Why Is The RBI On A Sticky Wicket This Week?

The Reserve Bank of India has had to sweat more than in the past fortnight.

Middle East tensions have inflated crude oil prices and may prove inflationary for India. Moreover, depreciation of the rupee against the US dollar has made imports to India costlier. Although retail inflation is relatively contained, policymakers are keenly observing developments abroad which may soon start hurting prices.

It is widely believed by the economist fraternity that, with these contrasting indications, the RBI is likely to continue its prudent stance and maintain its current interest rates.

What Can Happen To Your Home Loan EMI?

For a long-term home loan, even a small shift in the interest rate can translate to a large amount over its lifespan.
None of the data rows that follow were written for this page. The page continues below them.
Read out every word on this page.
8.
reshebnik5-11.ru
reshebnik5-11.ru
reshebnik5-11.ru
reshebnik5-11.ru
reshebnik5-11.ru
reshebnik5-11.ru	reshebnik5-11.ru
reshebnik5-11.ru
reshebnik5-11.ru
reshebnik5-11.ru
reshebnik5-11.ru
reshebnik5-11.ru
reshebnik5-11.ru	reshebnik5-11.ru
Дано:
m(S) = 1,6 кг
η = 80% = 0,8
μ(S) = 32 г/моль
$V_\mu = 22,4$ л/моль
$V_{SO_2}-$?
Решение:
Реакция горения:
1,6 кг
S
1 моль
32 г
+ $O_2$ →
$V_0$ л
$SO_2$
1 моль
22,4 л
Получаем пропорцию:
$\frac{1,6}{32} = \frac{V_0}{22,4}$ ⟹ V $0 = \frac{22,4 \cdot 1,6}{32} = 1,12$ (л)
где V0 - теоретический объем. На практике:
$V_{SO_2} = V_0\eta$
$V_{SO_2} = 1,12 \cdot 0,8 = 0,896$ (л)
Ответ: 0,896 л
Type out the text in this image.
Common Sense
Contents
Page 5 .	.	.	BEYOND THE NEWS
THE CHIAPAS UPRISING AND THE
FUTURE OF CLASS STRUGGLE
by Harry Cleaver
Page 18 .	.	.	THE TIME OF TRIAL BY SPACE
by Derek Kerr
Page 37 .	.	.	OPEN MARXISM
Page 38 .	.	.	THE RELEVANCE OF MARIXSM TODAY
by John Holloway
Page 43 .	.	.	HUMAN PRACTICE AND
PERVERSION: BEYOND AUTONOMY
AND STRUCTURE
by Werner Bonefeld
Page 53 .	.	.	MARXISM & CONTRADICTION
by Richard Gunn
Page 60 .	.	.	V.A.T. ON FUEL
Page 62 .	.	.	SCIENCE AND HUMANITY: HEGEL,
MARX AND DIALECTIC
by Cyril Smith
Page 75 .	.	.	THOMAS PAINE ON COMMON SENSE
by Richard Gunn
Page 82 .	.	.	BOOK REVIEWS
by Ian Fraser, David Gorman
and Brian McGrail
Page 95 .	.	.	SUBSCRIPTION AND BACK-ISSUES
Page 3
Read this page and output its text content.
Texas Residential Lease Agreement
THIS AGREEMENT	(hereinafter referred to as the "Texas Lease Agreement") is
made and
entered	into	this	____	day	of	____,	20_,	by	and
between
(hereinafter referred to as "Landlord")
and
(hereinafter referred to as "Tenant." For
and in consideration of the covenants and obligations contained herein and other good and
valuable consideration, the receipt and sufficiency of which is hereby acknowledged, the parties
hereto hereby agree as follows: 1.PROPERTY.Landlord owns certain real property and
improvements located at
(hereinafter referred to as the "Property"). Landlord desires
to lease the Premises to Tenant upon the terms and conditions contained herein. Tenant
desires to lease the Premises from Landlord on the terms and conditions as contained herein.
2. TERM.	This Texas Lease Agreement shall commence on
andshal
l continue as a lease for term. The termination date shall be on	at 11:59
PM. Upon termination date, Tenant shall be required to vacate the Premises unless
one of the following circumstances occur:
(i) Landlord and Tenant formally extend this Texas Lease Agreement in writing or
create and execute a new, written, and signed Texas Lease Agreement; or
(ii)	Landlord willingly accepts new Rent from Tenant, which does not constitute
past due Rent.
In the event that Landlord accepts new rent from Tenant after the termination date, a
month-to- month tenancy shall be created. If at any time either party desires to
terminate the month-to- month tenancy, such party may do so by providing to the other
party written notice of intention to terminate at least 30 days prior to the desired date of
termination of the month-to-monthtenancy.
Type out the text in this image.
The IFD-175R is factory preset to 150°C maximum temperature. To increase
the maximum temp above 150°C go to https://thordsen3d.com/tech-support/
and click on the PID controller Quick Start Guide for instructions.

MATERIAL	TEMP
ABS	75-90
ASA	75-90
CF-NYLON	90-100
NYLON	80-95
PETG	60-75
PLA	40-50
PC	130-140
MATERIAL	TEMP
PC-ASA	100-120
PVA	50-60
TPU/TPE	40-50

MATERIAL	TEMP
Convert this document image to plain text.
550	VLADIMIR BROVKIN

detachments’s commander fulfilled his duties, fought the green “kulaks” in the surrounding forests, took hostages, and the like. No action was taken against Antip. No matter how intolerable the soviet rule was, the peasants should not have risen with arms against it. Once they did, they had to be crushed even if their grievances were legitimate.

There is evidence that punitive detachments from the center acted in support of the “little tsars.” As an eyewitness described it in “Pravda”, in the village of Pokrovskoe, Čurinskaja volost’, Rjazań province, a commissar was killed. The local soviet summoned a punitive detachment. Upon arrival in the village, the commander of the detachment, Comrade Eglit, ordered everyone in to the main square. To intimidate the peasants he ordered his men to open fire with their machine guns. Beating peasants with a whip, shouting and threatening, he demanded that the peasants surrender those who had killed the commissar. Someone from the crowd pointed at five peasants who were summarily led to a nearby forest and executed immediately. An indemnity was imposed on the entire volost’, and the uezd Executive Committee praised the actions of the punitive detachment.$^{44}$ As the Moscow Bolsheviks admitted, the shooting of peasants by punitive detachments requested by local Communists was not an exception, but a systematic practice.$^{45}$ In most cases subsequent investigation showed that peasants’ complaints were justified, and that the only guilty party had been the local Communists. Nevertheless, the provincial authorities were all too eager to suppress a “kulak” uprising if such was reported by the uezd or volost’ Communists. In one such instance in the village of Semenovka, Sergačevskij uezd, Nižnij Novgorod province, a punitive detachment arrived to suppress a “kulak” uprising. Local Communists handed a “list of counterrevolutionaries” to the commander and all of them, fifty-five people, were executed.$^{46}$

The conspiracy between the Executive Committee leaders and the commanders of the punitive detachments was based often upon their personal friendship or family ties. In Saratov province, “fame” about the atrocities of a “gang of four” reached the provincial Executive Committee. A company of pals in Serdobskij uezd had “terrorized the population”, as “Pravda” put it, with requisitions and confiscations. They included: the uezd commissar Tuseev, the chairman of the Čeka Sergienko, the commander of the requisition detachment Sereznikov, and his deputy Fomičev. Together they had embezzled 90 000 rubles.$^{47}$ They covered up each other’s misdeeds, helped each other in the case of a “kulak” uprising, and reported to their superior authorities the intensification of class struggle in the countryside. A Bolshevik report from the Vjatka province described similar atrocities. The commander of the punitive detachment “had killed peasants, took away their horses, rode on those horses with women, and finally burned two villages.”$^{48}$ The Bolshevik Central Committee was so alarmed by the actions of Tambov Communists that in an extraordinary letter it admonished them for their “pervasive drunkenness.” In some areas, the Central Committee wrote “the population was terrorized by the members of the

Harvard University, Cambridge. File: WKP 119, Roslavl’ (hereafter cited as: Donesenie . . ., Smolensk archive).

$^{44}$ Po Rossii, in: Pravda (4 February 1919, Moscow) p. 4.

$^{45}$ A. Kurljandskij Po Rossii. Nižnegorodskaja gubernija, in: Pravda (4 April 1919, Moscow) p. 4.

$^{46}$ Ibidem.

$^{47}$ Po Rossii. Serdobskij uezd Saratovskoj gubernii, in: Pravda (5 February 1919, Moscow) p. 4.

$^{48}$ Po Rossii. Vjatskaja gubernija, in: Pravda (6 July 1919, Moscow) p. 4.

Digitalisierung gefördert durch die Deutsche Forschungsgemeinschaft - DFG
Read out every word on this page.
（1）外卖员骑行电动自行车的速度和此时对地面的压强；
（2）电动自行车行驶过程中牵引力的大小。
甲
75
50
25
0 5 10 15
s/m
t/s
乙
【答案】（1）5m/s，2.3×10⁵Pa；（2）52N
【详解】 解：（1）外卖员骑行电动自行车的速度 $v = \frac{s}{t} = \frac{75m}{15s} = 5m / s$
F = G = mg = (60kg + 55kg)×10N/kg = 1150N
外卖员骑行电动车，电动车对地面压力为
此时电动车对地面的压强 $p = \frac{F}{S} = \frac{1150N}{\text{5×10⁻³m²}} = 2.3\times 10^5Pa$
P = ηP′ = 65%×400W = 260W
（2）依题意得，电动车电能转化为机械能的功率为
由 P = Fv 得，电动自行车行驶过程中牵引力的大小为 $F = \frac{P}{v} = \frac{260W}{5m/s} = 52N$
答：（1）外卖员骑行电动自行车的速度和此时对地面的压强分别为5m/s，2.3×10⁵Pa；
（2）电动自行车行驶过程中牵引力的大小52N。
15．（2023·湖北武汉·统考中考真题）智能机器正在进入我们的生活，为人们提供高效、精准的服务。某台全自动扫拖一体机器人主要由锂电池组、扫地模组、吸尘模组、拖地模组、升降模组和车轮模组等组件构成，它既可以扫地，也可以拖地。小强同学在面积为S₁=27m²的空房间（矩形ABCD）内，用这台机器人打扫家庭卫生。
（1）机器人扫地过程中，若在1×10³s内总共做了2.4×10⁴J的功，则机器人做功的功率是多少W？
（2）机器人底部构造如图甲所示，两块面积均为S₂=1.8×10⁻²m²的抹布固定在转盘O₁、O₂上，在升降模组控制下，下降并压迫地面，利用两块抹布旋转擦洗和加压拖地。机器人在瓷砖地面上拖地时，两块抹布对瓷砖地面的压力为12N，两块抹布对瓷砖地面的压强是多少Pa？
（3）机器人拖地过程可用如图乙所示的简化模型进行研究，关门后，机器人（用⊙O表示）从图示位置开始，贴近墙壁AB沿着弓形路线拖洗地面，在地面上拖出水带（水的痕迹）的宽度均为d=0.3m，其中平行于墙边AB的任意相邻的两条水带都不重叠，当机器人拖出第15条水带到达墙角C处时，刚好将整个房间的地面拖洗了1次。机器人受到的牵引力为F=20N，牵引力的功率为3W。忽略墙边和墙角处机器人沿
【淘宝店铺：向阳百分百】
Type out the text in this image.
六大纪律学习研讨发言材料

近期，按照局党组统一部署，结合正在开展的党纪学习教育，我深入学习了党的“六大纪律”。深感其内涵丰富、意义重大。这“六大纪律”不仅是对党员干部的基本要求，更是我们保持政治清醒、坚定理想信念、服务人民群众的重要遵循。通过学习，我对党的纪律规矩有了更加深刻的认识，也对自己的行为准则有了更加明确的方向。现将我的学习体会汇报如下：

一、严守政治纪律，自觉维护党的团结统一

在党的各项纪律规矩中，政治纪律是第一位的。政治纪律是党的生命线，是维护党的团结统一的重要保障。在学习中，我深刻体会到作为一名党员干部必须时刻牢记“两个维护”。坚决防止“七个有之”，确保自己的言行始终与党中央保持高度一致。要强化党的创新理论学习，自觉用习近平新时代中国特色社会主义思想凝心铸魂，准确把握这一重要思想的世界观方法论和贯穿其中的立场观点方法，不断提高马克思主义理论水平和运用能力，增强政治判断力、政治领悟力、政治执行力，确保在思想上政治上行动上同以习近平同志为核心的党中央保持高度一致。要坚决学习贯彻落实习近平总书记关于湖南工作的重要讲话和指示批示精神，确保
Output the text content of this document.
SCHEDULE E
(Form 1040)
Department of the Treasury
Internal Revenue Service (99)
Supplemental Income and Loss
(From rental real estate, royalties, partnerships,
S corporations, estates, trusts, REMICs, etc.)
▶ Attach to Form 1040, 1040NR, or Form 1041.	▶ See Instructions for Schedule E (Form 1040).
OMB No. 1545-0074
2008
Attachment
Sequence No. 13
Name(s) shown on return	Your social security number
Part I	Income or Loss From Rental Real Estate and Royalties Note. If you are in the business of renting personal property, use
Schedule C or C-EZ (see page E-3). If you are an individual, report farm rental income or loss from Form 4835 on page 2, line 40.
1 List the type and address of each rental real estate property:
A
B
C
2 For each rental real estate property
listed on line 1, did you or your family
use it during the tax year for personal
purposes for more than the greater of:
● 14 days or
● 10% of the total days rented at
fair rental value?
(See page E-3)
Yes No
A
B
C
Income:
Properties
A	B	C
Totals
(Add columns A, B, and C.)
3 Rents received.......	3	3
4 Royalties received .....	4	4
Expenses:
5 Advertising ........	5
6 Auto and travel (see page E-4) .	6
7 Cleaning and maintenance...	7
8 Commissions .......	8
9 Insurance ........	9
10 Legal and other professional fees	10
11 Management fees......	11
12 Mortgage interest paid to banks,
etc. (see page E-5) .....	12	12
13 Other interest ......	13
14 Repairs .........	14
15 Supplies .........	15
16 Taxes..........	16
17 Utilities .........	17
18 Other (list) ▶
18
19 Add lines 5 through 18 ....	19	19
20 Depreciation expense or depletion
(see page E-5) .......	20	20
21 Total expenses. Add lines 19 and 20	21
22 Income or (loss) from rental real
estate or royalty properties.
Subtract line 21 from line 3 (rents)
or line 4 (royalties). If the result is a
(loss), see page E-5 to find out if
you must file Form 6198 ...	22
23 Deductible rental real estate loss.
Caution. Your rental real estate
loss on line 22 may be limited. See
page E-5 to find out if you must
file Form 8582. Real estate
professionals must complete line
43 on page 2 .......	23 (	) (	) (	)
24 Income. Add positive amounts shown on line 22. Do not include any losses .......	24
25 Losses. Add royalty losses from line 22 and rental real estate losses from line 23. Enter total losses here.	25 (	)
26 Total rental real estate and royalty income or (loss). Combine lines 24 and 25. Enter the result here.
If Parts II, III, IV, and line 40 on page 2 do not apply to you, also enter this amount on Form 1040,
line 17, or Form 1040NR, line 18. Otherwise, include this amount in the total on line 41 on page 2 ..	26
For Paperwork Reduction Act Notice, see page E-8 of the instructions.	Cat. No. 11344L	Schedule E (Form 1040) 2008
For example, say you had borrowed Rs 60 lakh in the form of a home loan, which has 20 years to go for repayment. Should the home loan rate drop from 8.5% to 8.25%, the EMI could decrease by about Rs 1,000 a month. That could mean saving a few lakh rupees over the life of the loan.

In case of a hike in rates, borrowers may see an increase in their EMIs or a longer loan tenure depending on how the lender reworks the loan.

Therefore, home loan borrowers are very attentive to every RBI policy announcement.

How Much Will Repo Rate Changes Affect EMI On Car Loans?

The impact of change in repo rate on car loan EMIs is not very much, as the value of these loans and tenure is less, usually. Suppose you have taken a car loan of Rs 10 lakh for a tenure of 7 years at an interest rate of 9%; you would have to pay an EMI of around Rs 16,100. In case the repo rate falls by 0.25%, then you can expect to save Rs. 120-150 per month on your EMIs. While this reduction may not appear significant on a monthly basis, it does lead to a decrease in your overall interest outflow throughout the loan tenure.

Higher rates would also increase the total cost of borrowing.

Are You Waiting To Take A Loan Until There’s A Rate Cut?

Many people are sitting on the sidelines, waiting for interest rates to fall before buying a house or a car. But financial planners generally advise against making major decisions based on expected RBI action in the future.

A little reduction in rates can provide some EMI relief, but factors like property prices, vehicle prices, your income stability and your ability to repay the loan comfortably are usually far more important.

It may not always be wise to wait indefinitely for a possible rate cut if a loan fits comfortably in your budget today.

Are Borrowers Worried About EMI Changes Post-RBI MPC Meet?

Home buyers, car buyers and existing borrowers will be keenly watching the RBI’s June 5 policy decision. A sharp rise in borrowing costs looks unlikely for now, but interest rates will continue to be affected by inflation trends, crude oil prices, currency movements and global economic developments.

For the vast majority of borrowers, it is wiser to concentrate on affordability than to try to second-guess every RBI move. A loan that fits your finances now is likely to be affordable even if interest rates move up or down a little in the future.